Win-win is the principle of the market where both parties find the exchanges beneficial. Hence, a win-win scenario, instead of a zero-sum game. As a result, wealth is created. I have explained this in multiple occasions. However, gambling is quite another case, a zero-sum game in essence. In gambling, one wins and the other loses. The sum of the wins and loss is zero. Wealth cannot be created in this game.
Assume two people enters a gamble with some money. As they keep going, ultimately, one will lose all his money, and the other wins everything. The outcome stands even when multiple players are in the gamble. With the same fair gamble rules, the odds for winning and losing for everyone remains the same. However, the gamble money cannot be equally distributed among the gamblers. Quite the opposite, it concentrates in the hands of the few, leaving others penniless.
As the logics go, in long-term gambling, one is set to lose all his money. Once there’s no money left, one has to leave the casino. What he once owned is now someone else’s money. The rule of gambling is to win big sum of money with a little money. However, in many people’s cases, gambling leaves them without the little money they have, while the winners take it all. Therefore, the outcome of casinos’s wealth distribution is enlarged gap between the rich and the poor. No matter how much money you originally have, the outcome of gambling always leaves some richer, and some poorer.
Many people are quite concerned about the income inequality, trying to find out what leads to the enlarging gap. Compared to “eating from the same pot” in the planned economy, marketisation is a mean reason, it seems. However, people have yet to discover that the enlarging gap is mostly due to the “gambling” we fail to recognise in plain sight. Even though those who gamble are the few, and the market itself is not really gambling, excessive speculation in the market resembles gambling. Gambling does not generate wealth, but it is a transfer of wealth. Excessive speculation is similar to gambling in this sense. It does not generate wealth, but it moves money around. If speculators have to leave the game when they lose their last penny, then, we’ll see the concentration of wealth as a result.
China has developed a mature speculative market. As I see it, excessive speculation is commonly seen in the stock and securities market, real estate, and futures. In these markets, prices are not determined by normal supply and demand relations, but by the behaviours of speculators, which makes a speculative market a gamble.
It is very difficult to correct the wealth concentration resulting from excessive speculation, because it is led by the mass participation of the common people. This process of gamble will not end unless people change their behaviours. From the perspective of values, getting rich through diligence should be encouraged, and opportunism should be discouraged. The excessive speculation has made the market a casino, in the sense of wealth distribution. It does not create wealth, and it leads to concentration of wealth in the hands of the few, which does little good to the society. Of course, the excessive speculative market is far from a casino. A common commercial of a casino(including various lotteries) normally features someone who, all of a sudden, makes millions, in the expense of millions of people taking back nothing in the game. Whereas in the speculative gamble, wealth does not concentrate so much to be obvious, but it does concentrate in a the hands of a few prominent players. That’s because these big speculators have the capacity to control prices, while small investors do not.

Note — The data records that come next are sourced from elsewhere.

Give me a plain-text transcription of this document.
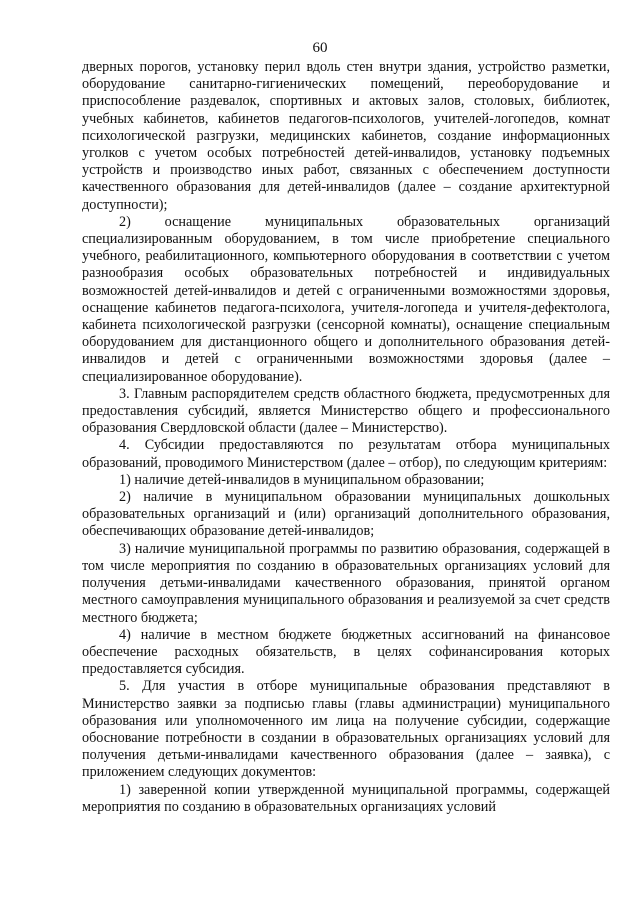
60

дверных порогов, установку перил вдоль стен внутри здания, устройство разметки, оборудование санитарно-гигиенических помещений, переоборудование и приспособление раздевалок, спортивных и актовых залов, столовых, библиотек, учебных кабинетов, кабинетов педагогов-психологов, учителей-логопедов, комнат психологической разгрузки, медицинских кабинетов, создание информационных уголков с учетом особых потребностей детей-инвалидов, установку подъемных устройств и производство иных работ, связанных с обеспечением доступности качественного образования для детей-инвалидов (далее – создание архитектурной доступности);

2) оснащение муниципальных образовательных организаций специализированным оборудованием, в том числе приобретение специального учебного, реабилитационного, компьютерного оборудования в соответствии с учетом разнообразия особых образовательных потребностей и индивидуальных возможностей детей-инвалидов и детей с ограниченными возможностями здоровья, оснащение кабинетов педагога-психолога, учителя-логопеда и учителя-дефектолога, кабинета психологической разгрузки (сенсорной комнаты), оснащение специальным оборудованием для дистанционного общего и дополнительного образования детей-инвалидов и детей с ограниченными возможностями здоровья (далее – специализированное оборудование).

3. Главным распорядителем средств областного бюджета, предусмотренных для предоставления субсидий, является Министерство общего и профессионального образования Свердловской области (далее – Министерство).

4. Субсидии предоставляются по результатам отбора муниципальных образований, проводимого Министерством (далее – отбор), по следующим критериям:

1) наличие детей-инвалидов в муниципальном образовании;

2) наличие в муниципальном образовании муниципальных дошкольных образовательных организаций и (или) организаций дополнительного образования, обеспечивающих образование детей-инвалидов;

3) наличие муниципальной программы по развитию образования, содержащей в том числе мероприятия по созданию в образовательных организациях условий для получения детьми-инвалидами качественного образования, принятой органом местного самоуправления муниципального образования и реализуемой за счет средств местного бюджета;

4) наличие в местном бюджете бюджетных ассигнований на финансовое обеспечение расходных обязательств, в целях софинансирования которых предоставляется субсидия.

5. Для участия в отборе муниципальные образования представляют в Министерство заявки за подписью главы (главы администрации) муниципального образования или уполномоченного им лица на получение субсидии, содержащие обоснование потребности в создании в образовательных организациях условий для получения детьми-инвалидами качественного образования (далее – заявка), с приложением следующих документов:

1) заверенной копии утвержденной муниципальной программы, содержащей мероприятия по созданию в образовательных организациях условий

However, we should also avoid going to the other extreme and cancel the speculative market. Besides the normal supply and demand, a speculative market is able to balance the supply and demand and adjust surplus and deficit in time, which is also good for the economy as it create wealth.
But we have to be clear that such a speculative market, compared to the normal market of supply and demand, should remain small, and it should not be able to determine the market price that is supposed to be determined only by the normal supply and demand. In this case, making a fortune in the speculative market is good for the overall economy. Otherwise, without the prices determined by supply and demand, but by speculators, prices will go abnormal, and the market will become a casino.
Making money through speculation is merely a transfer of wealth, instead of creating wealth. In addition, it adds to the concentration of wealth, enlarging the gap between the rich and the poor. Therefore, constraining excessive speculation with policies is good for mitigating the division of the rich and the poor.